The government’s statement at the opening of Parliament this week (read out by President Halimah Yacob) called on itself to “fire up” our youth who “dream of a bright future and pour their energies into exploring fresh horizons and building a better world.”
These are words. Stiff and soulless words. Words that check all the right boxes but, ultimately, words that tumble out from the mouth, not poured forth from the heart.
How do I know? Here’s what Mr Lee said in 2004 when he was on his way to the prime ministership: “Looking ahead, one important task of the government will be to promote further civic participation, and continue to progressively widen the limits of openness…The younger generation would like more ‘space’ and a culture which encourages them to express themselves freely, make mistakes, voice diverse views and experiment.”
Since then, he’s prosecuted and sued young Singaporeans who’ve protested against his administration and policies. He appointed his personal lawyer as Attorney-General who then charged his nephew with contempt of court following a vicious altercation with his siblings. Police have been given sharper teeth to bite down even harder on dissent. He’s closed down websites, reserved a presidential election, banned political films and videos, and now proposes to clamp down on “fake news”.
As I said, words.
Make change happen
No, we don’t need more barren rhetoric. We need action – democratic action. We need to take charge of our country and, having been bullied by our servants all this time, be the boss again.
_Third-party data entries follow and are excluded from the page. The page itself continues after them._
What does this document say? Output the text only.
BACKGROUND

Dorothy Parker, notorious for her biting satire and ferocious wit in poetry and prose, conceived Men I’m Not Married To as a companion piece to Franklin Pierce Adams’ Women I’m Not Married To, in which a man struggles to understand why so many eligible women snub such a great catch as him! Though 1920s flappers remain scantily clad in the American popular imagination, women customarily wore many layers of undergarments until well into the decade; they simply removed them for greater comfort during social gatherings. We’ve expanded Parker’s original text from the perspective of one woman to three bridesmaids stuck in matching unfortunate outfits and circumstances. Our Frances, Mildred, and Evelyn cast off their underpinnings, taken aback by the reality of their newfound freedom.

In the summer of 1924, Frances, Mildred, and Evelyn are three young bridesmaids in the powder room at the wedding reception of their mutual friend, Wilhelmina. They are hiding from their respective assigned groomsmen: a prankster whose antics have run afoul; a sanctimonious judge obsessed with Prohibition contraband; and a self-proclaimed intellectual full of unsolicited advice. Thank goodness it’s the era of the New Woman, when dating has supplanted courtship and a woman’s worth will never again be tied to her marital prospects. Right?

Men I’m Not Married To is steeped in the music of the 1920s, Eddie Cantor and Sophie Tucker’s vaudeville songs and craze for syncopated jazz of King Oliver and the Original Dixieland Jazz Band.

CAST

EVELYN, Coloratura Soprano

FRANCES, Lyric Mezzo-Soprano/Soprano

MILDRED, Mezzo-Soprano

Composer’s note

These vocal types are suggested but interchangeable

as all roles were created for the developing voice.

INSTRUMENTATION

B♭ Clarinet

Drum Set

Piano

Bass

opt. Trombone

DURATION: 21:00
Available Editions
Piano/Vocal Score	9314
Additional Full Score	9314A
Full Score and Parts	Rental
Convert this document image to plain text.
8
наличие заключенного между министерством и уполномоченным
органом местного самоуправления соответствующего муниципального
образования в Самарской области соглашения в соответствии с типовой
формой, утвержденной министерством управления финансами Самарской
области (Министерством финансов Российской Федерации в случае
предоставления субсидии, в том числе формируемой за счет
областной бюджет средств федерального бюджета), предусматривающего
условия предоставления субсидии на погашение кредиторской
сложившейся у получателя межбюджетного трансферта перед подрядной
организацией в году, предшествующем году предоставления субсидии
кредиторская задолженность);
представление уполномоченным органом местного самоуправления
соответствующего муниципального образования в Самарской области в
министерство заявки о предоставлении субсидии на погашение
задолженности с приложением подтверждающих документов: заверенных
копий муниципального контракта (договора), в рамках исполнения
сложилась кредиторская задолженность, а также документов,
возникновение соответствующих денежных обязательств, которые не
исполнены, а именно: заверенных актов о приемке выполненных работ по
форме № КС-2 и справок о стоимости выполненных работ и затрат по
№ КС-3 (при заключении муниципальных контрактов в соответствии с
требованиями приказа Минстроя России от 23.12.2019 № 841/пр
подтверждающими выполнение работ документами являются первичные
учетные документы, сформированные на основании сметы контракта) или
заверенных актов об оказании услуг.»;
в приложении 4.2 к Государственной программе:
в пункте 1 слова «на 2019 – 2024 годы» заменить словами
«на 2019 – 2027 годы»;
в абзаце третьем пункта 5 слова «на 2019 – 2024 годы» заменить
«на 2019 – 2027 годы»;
At the risk of sounding trite, let me remind you that democracy, accountability, political rights are not the panacea for the problems that beset you and your generation. But neither are they mere words. They are tools that enable you to clear a path for yourselves, that empower you to find meaning and happiness as citizens of this country.
Like your counterparts in the Sunflower movement in Taiwan, the Yellow Umbrella movement in Hong Kong, the Berniecrats in the United States, the Parkland students in Florida and, yes, our very own student leaders in the 1960s and 70s, young people have always been at the heart and front of change.
But change is one of those funny things: the more you wait for it, the more it refuses to come. Like other youths in the world, you have to make change happen. You have to make your own opportunity and find your own fulfillment. For that, you have to dare and dare mightily.